FDA Advisory Committee Supports Zyprexa For Two Adolescent Indications

FDA’s Psychopharmacologic Drugs Advisory Committee (PDAC) voted that Zyprexa (olanzapine), an atypical antipsychotic, is effective and acceptably safe for the acute treatment of schizophrenia or manic or mixed episodes, associated with bipolar I disorder in adolescents aged 13-17 years old.

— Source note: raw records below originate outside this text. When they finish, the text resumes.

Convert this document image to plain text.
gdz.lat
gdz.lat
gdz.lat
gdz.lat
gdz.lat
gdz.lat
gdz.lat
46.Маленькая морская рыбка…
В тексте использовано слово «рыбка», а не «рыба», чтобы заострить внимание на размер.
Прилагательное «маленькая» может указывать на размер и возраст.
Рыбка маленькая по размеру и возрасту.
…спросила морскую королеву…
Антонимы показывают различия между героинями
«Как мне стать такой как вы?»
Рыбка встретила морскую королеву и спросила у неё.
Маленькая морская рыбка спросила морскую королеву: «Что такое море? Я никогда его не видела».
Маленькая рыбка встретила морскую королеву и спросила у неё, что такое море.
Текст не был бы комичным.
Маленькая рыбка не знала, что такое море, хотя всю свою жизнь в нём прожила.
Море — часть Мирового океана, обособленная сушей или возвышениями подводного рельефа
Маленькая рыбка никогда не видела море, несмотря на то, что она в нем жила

The committee examined findings from two pivotal clinical trials of Zyprexa in adolescents with schizophrenia or bipolar I disorder, including a six-week double-blind, placebo-controlled trial to assess the efficacy and safety of Zyprexa in 72 adolescents (aged 13-17 years old) with schizophrenia. The other was a three-week, randomized, double-blind, placebo-controlled trial to assess the efficacy and safety of Zyprexa in 107 adolescents (aged 13-17 years) with acute manic or mixed episodes associated with bipolar I disorder.

In these studies, adolescents taking Zyprexa experienced significant improvements in their schizophrenia and bipolar symptoms on various efficacy measures.

John Hayes, Vice President, Lilly Research Laboratories, said: Today’s Committee vote is an important step toward providing help and hope to the many teens suffering from severe mental illness.